Hedges aren’t just a pretty garden decoration. They’re also a major habitat for many species of insects, birds, and other wildlife. In some areas, a lot of hedge trimming goes during the time that local birds are raising their fledglings, which causes harm at a crucial time. Thus, [Johann Elias Stoetzer] and fellow students were inspired to create Hedge Watcher.

Birds can easily blend in with their surroundings, but thermal cameras are a great way to spot them.

The concept is simple – using thermal vision to spot birds inside a hedge when they may not otherwise be easily visible. Many species blend in with their surroundings in a visual manner, so thermal imaging is a great way to get around this. It can help to avoid destroying nests or otherwise harming birds when trimming back hedges. The idea was sourced from large-scale agricultural operations, which regularly use thermal cameras mounted on drones to look for wildlife before harvesting a field.
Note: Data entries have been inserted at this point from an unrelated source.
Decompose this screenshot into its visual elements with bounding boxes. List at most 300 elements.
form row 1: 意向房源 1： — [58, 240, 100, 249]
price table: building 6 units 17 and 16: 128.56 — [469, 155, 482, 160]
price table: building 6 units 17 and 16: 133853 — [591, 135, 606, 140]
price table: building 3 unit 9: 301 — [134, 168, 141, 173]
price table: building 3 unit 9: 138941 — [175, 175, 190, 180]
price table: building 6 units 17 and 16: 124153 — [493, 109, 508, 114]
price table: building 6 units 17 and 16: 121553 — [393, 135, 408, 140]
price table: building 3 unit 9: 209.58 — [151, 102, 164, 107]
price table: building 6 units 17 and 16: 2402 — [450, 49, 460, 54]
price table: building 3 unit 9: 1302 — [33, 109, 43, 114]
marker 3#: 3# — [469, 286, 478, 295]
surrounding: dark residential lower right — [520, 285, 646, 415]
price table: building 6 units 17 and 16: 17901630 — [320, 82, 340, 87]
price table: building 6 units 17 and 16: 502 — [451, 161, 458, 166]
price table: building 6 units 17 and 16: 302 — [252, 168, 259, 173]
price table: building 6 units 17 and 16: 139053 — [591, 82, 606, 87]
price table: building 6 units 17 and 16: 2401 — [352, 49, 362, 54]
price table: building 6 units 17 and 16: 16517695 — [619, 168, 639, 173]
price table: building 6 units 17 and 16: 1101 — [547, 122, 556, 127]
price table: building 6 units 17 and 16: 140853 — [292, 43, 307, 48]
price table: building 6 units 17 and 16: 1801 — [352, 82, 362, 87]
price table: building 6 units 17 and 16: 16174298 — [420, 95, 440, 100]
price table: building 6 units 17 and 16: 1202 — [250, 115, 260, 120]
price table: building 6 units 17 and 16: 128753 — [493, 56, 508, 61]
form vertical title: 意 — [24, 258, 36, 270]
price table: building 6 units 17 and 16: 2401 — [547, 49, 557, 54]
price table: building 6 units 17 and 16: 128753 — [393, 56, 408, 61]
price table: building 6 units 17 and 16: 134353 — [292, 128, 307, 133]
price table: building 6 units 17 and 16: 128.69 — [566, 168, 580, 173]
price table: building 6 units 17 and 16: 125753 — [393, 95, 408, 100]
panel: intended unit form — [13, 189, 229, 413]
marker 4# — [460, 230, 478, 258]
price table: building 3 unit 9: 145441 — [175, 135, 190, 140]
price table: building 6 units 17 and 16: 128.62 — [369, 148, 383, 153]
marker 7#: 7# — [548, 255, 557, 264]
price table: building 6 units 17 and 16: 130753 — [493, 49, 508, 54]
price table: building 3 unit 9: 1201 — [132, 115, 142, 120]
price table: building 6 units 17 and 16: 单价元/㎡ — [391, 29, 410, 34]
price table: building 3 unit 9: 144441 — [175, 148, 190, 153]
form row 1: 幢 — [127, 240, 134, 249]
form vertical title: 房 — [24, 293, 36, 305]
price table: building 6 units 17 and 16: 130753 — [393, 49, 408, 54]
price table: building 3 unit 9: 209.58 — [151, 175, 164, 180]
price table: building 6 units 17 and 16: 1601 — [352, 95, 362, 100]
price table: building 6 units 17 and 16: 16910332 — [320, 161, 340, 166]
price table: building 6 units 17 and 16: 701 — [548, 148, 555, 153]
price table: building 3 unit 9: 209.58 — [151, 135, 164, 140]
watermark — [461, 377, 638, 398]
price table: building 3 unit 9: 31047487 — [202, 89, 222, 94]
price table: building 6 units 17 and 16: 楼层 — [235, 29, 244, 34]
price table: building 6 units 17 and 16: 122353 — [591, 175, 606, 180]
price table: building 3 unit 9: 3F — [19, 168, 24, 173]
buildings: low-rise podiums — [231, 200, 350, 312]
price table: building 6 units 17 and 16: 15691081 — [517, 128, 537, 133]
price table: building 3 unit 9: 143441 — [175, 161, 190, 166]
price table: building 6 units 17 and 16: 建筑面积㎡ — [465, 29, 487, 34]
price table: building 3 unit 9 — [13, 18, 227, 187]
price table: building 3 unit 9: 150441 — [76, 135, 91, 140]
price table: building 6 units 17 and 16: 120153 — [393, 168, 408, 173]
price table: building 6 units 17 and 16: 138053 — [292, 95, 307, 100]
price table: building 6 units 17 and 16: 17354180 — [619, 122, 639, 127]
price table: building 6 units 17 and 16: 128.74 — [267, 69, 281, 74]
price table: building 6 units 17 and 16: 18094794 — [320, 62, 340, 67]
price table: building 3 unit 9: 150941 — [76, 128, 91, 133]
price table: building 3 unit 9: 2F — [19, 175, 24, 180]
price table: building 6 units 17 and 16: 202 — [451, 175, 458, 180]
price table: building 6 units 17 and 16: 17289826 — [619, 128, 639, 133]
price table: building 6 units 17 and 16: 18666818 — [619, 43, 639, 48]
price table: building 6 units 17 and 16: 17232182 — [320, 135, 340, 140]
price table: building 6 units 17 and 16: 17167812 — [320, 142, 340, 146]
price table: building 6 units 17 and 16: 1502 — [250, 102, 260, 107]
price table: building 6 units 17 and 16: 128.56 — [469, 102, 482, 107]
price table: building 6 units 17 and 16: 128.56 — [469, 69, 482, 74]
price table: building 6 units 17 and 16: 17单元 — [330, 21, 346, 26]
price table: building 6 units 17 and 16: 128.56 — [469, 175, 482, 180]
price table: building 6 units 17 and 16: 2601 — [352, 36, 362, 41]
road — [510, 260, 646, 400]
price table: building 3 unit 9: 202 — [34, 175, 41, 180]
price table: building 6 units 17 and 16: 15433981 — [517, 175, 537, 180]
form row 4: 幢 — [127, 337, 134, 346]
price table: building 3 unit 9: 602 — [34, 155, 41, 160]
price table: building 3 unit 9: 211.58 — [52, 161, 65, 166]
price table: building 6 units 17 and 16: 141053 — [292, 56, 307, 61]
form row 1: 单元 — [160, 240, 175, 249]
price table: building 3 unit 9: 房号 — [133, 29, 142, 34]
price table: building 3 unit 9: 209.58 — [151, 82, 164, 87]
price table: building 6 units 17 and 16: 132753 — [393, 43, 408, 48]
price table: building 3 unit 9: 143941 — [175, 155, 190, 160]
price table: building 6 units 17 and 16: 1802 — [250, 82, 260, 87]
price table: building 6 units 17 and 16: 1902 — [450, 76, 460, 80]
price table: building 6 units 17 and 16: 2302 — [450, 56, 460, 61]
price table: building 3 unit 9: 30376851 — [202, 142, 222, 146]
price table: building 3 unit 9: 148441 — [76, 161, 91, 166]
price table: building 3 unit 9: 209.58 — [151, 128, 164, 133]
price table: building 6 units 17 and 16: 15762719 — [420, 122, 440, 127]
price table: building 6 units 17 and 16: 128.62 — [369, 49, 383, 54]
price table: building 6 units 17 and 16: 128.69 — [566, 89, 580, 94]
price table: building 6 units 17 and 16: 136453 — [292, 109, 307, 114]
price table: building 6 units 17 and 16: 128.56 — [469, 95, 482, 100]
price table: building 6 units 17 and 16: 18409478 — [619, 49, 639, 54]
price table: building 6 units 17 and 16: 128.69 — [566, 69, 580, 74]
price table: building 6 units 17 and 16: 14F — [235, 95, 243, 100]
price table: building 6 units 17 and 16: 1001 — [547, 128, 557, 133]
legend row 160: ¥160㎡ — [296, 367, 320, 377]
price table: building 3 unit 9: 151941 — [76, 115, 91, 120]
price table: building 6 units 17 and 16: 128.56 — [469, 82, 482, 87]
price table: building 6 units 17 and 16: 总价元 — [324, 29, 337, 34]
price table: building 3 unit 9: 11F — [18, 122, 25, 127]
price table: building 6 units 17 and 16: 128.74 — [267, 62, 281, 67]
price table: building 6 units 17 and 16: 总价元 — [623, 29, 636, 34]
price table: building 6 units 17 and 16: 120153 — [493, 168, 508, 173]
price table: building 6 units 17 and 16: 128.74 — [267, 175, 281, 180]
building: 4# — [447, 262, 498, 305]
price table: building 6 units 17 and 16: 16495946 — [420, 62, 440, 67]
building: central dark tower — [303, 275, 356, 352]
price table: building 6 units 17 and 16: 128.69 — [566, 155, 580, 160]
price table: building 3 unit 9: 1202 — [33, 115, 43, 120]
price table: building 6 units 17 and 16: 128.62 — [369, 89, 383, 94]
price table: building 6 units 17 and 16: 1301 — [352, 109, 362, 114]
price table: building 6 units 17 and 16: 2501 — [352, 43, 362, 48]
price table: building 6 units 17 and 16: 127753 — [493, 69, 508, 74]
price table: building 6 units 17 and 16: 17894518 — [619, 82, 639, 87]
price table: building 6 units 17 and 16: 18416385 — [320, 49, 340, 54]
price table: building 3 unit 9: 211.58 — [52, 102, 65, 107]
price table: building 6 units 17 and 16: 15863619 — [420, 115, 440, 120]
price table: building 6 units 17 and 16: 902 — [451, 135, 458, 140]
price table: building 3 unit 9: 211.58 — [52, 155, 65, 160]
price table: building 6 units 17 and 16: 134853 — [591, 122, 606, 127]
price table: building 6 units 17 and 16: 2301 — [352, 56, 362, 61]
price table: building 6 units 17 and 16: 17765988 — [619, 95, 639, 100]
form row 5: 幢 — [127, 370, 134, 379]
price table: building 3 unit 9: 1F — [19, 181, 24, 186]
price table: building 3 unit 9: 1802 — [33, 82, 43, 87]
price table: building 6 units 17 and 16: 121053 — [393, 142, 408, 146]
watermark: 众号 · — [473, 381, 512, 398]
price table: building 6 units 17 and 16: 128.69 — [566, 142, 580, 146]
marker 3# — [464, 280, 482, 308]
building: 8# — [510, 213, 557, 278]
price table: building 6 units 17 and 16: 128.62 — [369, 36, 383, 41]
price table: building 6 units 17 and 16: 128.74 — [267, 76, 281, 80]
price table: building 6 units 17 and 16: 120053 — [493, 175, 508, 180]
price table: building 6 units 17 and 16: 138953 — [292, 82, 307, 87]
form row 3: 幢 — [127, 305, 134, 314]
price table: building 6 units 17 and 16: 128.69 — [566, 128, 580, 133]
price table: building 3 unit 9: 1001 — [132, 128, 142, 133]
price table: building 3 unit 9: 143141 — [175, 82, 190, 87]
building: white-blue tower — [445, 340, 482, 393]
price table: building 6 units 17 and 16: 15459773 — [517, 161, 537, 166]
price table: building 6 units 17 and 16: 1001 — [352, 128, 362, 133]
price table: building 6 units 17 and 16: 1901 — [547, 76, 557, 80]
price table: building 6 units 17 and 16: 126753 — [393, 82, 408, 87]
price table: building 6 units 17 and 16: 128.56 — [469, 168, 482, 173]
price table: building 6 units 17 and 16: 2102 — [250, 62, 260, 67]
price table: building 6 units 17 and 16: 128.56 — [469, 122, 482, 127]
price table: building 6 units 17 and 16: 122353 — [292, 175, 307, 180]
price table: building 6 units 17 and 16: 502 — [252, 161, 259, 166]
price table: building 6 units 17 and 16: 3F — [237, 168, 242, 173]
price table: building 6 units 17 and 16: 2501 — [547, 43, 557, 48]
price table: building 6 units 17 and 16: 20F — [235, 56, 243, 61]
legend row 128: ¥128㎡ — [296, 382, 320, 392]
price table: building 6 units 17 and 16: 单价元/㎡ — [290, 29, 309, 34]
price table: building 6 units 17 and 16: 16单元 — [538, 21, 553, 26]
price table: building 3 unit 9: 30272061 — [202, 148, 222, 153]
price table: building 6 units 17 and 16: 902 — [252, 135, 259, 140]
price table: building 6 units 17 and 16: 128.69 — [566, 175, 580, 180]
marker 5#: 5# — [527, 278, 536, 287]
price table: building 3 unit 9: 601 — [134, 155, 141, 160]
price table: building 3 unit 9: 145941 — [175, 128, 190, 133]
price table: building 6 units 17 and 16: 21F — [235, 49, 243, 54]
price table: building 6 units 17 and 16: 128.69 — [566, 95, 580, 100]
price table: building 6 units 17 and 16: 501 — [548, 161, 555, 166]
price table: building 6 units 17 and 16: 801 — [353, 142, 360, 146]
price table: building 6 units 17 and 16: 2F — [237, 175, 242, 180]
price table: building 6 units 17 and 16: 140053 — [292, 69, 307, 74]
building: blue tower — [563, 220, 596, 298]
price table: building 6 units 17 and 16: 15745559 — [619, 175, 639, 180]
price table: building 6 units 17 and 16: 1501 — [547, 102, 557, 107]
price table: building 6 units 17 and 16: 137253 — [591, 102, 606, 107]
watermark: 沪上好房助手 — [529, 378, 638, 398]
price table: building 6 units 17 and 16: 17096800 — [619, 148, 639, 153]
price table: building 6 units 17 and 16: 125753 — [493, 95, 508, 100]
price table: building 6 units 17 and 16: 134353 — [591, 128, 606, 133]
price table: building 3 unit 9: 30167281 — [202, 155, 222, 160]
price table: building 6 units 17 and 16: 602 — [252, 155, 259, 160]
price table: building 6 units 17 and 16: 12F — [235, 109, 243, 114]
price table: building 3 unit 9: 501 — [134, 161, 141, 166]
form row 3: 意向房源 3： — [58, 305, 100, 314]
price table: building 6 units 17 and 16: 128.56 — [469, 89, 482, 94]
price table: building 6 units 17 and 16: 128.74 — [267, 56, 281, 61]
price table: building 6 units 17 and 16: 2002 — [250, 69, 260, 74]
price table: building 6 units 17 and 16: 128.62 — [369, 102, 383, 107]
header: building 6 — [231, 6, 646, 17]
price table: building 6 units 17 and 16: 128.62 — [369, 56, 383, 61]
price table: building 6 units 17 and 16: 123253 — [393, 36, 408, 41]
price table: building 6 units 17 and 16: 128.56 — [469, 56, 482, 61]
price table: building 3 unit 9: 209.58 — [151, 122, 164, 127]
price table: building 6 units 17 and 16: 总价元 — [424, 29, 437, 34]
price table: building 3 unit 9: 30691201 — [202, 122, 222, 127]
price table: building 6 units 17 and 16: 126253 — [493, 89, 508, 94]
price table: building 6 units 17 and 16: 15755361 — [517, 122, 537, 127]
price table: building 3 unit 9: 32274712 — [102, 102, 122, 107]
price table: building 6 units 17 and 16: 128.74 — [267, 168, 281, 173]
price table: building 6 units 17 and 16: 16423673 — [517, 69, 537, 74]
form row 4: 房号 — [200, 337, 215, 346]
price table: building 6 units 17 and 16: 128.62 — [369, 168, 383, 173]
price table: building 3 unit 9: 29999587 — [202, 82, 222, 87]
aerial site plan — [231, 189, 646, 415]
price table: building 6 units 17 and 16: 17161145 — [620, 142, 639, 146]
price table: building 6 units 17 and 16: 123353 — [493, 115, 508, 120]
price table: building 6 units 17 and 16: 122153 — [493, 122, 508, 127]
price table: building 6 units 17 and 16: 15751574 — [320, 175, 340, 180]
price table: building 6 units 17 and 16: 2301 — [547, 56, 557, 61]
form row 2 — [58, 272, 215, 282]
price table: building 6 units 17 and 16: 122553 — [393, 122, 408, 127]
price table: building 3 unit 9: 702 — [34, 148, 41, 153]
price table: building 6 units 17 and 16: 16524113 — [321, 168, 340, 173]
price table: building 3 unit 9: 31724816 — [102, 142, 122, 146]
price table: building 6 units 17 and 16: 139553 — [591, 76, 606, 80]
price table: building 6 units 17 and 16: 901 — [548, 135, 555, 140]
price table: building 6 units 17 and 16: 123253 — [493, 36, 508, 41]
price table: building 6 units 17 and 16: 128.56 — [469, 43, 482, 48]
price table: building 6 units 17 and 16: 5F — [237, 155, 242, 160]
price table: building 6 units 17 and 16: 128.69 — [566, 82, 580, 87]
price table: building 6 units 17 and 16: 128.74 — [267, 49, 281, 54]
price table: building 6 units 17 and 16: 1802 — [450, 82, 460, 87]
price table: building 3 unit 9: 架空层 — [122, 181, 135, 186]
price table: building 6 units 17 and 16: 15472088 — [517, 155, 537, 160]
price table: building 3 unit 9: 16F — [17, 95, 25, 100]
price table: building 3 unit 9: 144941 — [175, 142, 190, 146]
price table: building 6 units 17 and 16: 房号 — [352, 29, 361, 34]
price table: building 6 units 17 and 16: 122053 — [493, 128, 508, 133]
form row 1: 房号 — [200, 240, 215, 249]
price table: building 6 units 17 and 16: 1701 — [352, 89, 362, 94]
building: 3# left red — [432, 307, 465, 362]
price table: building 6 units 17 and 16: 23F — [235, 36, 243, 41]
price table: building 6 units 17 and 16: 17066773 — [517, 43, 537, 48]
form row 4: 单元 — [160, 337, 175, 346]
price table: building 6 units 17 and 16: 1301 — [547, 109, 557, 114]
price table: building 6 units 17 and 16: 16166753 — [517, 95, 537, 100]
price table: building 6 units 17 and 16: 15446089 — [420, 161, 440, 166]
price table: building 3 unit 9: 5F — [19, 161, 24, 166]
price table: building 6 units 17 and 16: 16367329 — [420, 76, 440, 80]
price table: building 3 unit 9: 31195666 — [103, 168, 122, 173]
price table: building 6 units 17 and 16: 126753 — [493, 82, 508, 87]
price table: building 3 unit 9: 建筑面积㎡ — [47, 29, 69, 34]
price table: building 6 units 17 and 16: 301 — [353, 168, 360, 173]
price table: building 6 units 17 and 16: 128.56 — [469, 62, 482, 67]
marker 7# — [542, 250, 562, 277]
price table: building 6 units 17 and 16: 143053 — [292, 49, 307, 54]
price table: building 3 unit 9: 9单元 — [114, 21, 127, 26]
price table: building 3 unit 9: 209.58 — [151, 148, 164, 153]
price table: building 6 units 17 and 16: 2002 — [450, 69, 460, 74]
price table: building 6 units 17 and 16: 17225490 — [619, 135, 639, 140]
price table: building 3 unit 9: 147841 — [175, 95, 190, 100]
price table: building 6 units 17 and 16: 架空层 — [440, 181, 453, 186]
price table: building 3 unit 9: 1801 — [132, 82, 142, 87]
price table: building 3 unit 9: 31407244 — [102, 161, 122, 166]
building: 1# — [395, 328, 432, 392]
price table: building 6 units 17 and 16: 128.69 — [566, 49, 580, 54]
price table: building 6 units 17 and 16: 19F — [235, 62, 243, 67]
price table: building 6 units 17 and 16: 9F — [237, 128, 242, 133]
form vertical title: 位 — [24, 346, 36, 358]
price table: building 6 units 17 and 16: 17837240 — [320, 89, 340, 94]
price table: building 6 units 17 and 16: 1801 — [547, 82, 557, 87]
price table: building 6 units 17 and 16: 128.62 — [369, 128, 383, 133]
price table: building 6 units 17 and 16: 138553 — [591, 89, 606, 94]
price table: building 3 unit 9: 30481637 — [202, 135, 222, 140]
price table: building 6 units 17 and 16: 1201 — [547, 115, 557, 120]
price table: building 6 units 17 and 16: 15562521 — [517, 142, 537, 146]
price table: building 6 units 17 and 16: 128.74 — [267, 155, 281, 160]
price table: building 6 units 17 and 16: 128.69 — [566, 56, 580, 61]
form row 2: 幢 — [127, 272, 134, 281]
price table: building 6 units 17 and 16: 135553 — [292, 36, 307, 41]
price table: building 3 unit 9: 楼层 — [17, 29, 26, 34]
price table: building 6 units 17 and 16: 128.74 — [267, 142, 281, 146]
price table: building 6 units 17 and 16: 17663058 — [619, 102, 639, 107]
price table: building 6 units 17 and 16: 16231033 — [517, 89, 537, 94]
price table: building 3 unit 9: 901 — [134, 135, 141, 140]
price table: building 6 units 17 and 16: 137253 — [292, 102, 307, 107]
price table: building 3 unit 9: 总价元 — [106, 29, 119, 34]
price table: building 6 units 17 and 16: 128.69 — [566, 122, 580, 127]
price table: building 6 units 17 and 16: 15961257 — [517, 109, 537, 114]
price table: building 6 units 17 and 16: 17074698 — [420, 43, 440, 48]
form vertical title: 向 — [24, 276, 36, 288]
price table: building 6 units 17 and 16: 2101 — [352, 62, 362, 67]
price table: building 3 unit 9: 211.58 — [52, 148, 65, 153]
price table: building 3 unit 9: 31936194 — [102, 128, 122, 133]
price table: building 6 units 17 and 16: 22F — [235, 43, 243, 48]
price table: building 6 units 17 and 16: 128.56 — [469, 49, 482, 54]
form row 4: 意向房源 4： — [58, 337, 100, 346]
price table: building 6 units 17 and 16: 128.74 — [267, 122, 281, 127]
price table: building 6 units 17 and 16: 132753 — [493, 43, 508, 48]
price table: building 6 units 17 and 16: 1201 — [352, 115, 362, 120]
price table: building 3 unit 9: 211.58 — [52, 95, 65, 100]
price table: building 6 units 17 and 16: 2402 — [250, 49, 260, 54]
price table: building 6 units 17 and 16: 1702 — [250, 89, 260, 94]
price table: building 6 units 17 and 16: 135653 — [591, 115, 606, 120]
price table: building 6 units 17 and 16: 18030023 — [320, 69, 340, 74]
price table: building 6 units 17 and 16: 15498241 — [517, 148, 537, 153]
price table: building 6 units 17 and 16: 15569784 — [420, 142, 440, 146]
However, staring at a thermal camera readout every few seconds while trimming hedges isn’t exactly practical. Instead, the students created an augmented reality (AR) monocular to allow the user to trim hedges at the same time as keeping an eye on the thermal camera feed. Further work involved testing a binocular AR headset, as well as a VR headset. The AR setups proved most useful as they allowed for better situational awareness while working.

It’s a creative solution to protecting the local birdlife, and is to be applauded. There’s plenty of hubris around potential uses for augmented reality, but this is a great example of a real and practical one. And, if you’re keen to experiment with AR yourself, note that it doesn’t have to break the bank either!